Downbeat Magazine
Players Feature
October, 2005
JAMES FINN - Precipice of Wonder
By Frank-John Hadley
James Finn, the bold, rousing and fiercely individual tenor saxophonist who has ignited a two-alarm fire of "where’d-this-guy-come-from?" raves with his 2004 debut album Opening the Gates (Cadence) - and keeps on blazing with new releases Faith in a Seed (CIMP) and Plaza de Toros (Clean Feed), has his own improvisatory language.
“What I’m doing now is really one step beyond any kind of bop,” the New Yorker said, lounging on a bench in Central Park while a thunder storm rolled overhead. “If you study Charlie Parker as a saxophonist and then you go to post-bop and then you stay open-minded to everything that’s in the world, you eventually will arrive at what I’m doing in your own way."
“It’s free music," Finn continues, "but it’s not free because there’s so much structure. It has a blues root. I was walking the bar in Texas 20 years ago. It’s an amalgam of everything I’ve ever done.”
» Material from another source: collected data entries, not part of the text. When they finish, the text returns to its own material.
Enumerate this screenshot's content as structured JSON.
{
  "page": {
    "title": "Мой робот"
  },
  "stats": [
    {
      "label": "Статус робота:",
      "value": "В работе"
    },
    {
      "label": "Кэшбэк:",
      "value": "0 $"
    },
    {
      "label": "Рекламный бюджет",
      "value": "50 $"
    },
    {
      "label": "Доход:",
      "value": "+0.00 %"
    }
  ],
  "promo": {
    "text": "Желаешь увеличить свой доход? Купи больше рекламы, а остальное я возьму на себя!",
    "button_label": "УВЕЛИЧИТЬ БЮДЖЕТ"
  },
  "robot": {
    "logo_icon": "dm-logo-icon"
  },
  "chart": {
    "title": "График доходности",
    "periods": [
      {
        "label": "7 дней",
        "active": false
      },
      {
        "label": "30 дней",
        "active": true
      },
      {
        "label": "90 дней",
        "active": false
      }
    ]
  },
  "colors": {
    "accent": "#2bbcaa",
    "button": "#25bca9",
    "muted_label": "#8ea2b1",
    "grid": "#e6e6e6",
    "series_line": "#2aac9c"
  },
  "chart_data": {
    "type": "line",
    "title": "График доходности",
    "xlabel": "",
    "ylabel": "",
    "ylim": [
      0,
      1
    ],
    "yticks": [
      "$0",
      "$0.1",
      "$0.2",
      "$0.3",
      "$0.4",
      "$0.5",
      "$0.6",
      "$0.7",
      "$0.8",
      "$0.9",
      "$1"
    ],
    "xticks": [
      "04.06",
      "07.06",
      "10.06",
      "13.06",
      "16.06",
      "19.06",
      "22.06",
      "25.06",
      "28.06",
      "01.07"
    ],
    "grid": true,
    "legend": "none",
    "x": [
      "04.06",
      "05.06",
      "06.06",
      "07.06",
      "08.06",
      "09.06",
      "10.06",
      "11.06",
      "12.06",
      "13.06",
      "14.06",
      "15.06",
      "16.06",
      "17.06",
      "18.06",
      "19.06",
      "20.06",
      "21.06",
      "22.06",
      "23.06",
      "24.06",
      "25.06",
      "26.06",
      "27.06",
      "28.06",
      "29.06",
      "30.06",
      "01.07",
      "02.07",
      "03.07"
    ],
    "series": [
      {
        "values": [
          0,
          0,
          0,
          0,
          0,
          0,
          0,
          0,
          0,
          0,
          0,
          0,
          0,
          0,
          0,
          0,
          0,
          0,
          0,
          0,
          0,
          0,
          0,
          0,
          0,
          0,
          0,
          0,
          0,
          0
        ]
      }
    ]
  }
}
The man's done a lot. He befriended and absorbed knowledge from JR Monterose, Benny Golson and Jimmy Heath. He’s shared bandstands with Sir Roland Hanna, Nick Brignola, Ben Harper and dozens more. He investigated harmolodics with Andrew Cyrille; travelled from Dallas saloons to London's Royal Albert Hall on to the Leningrad Center for Music.; and for more than a decade stuck to a grueling practice regimen.
Finn developed a system for learning improvisation based on a 12-tone approach. “I was playing ‘Giant Steps’ through the keys, working on it ferociously," he said, "If you can do that, you pretty much know all the buttons on the saxophone.”
Finn's woodshedding went hand in hand with spiritual enrichment, “I was getting into Egyptology more and more and I was also studying with a Lakota medicine man, doing vision-quests."
Using drawings, Finn assigned specific musical pitches to the sides of three famous pyramids. “You have all 12 tones and I found that by spinning these pyramids in different combinations with different notes that very exotic sounds come out that were filled with different kinds of energy.”
One day years back, Finn was practicing with typical abandon when he suddenly felt a supernatural force crashing through his head, “I heard a voice. It was telling me, ‘Go with this!’" Finn did as instructed, taking his vocabulary out of the private domain of self-seeking rehearsal into the light of public scrutiny.
In 2003, Finn made Opening the Gates and Plaza De Toros in his Upper West Side home studio, using his spontaneous compositional approach to spin melodies that interacted with the sonic urgencies of bassist bassist Dominic Duval and from drummers Whit Dickey and Warren Smith - the later whom he calls “the epitome of a jazz master.”
Finn took his tenor, soprano, and wood flute on local gigs with Smith and a second free-thinking drummer and recorded the performances for CDs that he releases on his own Gingko Leaf imprint.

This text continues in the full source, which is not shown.